Become aware of your body for an hour, a day, a week. After you are comfortable with your body, that means acceptance without judgment or criticism for your body’s shape, condition, or current health, introduce yourself.
Welcome your body back into your life on a minute-to-minute, hour-to-hour, every-day basis. Listen for your body’s input into your choices, decisions, and timing. Note what happens when you return to trusting your “gut” rather than the “chatter” from your ego.
When you heed the physical input from your body, what happens?
When you ignore the message, what happens?
When your ego trumps your gut, what happens?
“Getting to Know You, Getting to Know All About You…” (Rogers & Hammerstein, The King and I)
Awareness is always the first step to ending the estrangement with your body. An introduction requires a name. And like most names, it can change as your relationship changes, becomes deeper, more trusting, more reliable, more expressive. Communication continues through conversation.

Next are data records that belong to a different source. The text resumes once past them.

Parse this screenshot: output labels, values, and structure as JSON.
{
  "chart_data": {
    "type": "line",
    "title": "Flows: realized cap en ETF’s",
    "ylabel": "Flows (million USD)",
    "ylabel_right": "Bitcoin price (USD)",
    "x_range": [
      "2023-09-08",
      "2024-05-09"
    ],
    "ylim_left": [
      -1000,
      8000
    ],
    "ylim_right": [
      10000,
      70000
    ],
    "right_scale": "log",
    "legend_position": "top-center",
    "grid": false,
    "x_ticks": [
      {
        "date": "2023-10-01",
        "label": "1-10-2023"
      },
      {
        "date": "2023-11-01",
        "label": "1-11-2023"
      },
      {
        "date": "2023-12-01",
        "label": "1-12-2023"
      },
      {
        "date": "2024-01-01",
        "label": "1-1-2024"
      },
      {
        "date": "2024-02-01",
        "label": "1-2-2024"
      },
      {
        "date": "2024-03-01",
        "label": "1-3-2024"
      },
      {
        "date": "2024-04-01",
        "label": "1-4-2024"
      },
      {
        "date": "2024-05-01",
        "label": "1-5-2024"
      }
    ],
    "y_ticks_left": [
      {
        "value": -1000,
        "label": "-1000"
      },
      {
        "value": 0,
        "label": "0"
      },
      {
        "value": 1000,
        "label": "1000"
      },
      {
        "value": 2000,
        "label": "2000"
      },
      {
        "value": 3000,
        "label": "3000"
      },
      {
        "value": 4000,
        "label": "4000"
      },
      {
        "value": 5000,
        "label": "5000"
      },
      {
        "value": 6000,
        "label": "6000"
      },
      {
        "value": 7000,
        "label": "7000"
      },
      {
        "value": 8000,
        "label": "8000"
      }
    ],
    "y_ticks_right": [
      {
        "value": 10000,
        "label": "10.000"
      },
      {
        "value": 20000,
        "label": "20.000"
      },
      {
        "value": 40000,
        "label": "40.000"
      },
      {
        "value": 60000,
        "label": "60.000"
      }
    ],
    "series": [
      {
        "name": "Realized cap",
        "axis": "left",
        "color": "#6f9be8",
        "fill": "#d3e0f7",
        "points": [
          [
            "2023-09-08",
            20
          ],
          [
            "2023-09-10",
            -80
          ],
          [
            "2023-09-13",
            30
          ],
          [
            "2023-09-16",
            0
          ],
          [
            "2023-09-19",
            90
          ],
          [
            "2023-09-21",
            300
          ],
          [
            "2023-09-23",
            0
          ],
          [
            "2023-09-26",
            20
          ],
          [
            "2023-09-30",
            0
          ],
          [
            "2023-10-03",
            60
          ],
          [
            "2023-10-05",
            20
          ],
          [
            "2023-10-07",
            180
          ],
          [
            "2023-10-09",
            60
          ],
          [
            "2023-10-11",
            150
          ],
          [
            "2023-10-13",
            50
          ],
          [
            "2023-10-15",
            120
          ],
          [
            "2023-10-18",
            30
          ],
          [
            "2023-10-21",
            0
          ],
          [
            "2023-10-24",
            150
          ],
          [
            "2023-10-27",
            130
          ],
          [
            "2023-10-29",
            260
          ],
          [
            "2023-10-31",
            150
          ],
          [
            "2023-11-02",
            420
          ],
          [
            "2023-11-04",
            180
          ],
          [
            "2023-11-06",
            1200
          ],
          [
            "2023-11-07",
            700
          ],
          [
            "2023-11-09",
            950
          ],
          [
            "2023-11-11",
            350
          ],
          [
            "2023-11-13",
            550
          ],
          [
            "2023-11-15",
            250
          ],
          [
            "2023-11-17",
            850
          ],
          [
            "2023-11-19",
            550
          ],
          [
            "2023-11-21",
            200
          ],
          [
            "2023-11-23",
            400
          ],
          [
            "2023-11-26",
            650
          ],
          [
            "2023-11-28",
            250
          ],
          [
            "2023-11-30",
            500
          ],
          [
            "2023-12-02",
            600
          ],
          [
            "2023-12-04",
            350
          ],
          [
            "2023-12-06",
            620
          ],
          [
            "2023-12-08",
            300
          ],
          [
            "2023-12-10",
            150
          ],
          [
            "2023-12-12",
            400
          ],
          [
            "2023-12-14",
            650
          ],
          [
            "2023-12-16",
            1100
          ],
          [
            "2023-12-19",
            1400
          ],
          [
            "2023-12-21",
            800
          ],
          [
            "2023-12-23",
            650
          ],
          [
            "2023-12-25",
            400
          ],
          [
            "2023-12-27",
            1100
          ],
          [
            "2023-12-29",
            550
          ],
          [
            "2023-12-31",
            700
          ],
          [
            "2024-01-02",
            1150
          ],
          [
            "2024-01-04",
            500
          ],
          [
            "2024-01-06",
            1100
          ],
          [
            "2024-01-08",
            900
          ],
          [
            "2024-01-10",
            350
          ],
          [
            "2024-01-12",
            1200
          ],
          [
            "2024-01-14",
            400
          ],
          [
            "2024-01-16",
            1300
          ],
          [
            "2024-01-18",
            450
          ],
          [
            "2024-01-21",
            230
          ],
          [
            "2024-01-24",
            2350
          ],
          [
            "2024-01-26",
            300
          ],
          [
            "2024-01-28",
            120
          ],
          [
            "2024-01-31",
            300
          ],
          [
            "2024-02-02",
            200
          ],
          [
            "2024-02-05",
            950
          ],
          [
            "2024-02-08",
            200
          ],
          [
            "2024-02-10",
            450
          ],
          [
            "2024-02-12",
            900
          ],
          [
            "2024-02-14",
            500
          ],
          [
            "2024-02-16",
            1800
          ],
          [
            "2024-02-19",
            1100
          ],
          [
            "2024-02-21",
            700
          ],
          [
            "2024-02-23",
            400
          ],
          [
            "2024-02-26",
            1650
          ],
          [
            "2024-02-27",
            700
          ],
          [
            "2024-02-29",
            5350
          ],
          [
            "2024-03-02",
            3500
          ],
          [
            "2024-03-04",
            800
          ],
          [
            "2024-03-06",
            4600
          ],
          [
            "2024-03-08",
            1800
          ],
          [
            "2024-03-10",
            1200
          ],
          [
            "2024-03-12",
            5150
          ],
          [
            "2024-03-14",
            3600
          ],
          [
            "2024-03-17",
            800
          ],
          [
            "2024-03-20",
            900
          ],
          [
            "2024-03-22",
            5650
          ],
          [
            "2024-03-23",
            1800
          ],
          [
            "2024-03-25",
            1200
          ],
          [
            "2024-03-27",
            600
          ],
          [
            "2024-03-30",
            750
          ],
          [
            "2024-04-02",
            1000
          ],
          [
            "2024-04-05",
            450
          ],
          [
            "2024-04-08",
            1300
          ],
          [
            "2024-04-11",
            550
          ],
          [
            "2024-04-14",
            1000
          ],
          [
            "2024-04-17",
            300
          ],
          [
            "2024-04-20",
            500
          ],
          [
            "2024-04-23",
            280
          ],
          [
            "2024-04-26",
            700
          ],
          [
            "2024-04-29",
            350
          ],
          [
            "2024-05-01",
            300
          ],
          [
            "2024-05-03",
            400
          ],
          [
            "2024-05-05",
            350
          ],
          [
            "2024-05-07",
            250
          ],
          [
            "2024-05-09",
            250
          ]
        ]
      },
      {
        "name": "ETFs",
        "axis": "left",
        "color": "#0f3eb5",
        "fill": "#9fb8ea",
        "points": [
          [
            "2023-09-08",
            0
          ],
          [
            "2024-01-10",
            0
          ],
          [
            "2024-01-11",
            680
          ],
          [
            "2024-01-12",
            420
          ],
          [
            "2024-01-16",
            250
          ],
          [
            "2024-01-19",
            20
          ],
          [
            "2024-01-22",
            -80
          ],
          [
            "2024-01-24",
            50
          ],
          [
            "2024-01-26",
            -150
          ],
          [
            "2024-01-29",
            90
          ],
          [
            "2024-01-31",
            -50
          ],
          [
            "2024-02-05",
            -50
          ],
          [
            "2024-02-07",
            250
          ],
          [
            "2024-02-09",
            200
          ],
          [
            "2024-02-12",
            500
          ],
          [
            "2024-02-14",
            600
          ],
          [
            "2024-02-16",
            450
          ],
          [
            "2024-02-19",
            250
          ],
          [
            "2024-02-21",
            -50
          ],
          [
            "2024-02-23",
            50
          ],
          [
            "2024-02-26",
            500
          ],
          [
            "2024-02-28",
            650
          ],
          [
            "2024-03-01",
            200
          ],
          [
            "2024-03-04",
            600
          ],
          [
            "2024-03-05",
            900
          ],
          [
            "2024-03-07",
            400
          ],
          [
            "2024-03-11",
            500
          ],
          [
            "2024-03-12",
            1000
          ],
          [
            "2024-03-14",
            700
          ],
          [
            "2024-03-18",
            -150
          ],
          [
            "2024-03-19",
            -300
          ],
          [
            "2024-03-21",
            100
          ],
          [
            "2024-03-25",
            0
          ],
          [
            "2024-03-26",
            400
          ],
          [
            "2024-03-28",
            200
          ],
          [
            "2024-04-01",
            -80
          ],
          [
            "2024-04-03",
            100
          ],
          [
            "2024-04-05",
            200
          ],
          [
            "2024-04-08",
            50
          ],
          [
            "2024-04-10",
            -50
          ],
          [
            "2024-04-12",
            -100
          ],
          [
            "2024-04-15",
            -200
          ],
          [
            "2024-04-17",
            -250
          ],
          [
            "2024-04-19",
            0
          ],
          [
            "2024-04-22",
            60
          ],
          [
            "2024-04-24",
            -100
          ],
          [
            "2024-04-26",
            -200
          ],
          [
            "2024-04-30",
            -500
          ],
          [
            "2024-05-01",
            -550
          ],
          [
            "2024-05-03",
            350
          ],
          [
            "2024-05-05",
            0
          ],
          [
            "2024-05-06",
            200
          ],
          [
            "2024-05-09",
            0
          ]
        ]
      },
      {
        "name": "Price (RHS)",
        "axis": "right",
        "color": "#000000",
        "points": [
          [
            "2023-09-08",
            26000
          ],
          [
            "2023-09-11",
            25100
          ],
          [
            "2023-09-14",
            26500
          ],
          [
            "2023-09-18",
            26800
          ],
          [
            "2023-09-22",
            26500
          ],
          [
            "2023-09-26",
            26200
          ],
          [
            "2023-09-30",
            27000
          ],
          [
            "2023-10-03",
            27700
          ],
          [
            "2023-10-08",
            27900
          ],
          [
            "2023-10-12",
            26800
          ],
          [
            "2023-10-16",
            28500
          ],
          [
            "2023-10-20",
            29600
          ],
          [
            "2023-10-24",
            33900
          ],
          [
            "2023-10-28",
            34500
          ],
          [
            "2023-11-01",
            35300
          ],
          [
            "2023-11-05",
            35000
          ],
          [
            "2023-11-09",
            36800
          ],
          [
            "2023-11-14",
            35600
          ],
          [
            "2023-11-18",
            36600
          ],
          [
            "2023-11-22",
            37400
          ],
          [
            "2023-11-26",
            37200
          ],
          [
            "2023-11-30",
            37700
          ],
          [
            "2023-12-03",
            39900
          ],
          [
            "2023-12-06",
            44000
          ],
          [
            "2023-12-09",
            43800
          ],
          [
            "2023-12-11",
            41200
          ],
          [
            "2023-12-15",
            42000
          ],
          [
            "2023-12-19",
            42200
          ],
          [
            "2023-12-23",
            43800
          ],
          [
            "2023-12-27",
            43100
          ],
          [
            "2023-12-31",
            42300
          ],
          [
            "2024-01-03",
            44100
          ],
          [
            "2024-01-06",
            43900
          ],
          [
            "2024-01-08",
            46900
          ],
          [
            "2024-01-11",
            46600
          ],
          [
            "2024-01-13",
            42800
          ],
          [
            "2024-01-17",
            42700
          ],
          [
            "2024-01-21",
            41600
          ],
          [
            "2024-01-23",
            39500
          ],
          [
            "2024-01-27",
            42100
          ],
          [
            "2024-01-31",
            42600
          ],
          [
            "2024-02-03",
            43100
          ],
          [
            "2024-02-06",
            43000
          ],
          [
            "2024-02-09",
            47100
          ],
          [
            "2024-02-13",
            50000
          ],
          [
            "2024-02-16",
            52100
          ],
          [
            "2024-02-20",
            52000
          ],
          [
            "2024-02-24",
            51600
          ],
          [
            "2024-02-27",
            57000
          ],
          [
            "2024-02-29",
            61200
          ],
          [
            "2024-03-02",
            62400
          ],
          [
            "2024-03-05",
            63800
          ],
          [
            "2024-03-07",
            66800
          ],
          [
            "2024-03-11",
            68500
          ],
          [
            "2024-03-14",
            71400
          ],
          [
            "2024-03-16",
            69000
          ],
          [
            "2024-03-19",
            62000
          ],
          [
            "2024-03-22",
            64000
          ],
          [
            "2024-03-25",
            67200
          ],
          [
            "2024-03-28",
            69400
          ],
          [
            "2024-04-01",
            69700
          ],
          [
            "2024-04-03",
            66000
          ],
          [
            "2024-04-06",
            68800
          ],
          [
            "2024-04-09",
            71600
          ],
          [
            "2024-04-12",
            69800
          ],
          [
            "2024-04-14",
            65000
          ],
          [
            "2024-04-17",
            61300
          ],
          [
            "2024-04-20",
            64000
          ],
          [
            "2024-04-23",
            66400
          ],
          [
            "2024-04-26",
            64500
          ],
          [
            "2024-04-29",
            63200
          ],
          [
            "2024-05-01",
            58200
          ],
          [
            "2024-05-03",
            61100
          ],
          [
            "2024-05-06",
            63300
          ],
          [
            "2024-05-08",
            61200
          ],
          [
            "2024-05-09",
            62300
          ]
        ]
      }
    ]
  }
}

Part of the conversation is the dance when the magic of motion brings it all together.
This is the core concept of the Body Knowledge System®, my successful sustainable solution to every body’s life goals, desires, and achievements. I developed this over two decades of health and wellness practice and training. My clients revealed to me my own secret: ending the estrangement with your body, as I had. Now it’s your turn to end your estrangement with your body and get what you want in life: healthy body, healthy mind, and healthy spirit in order to enjoy love and life to the fullest.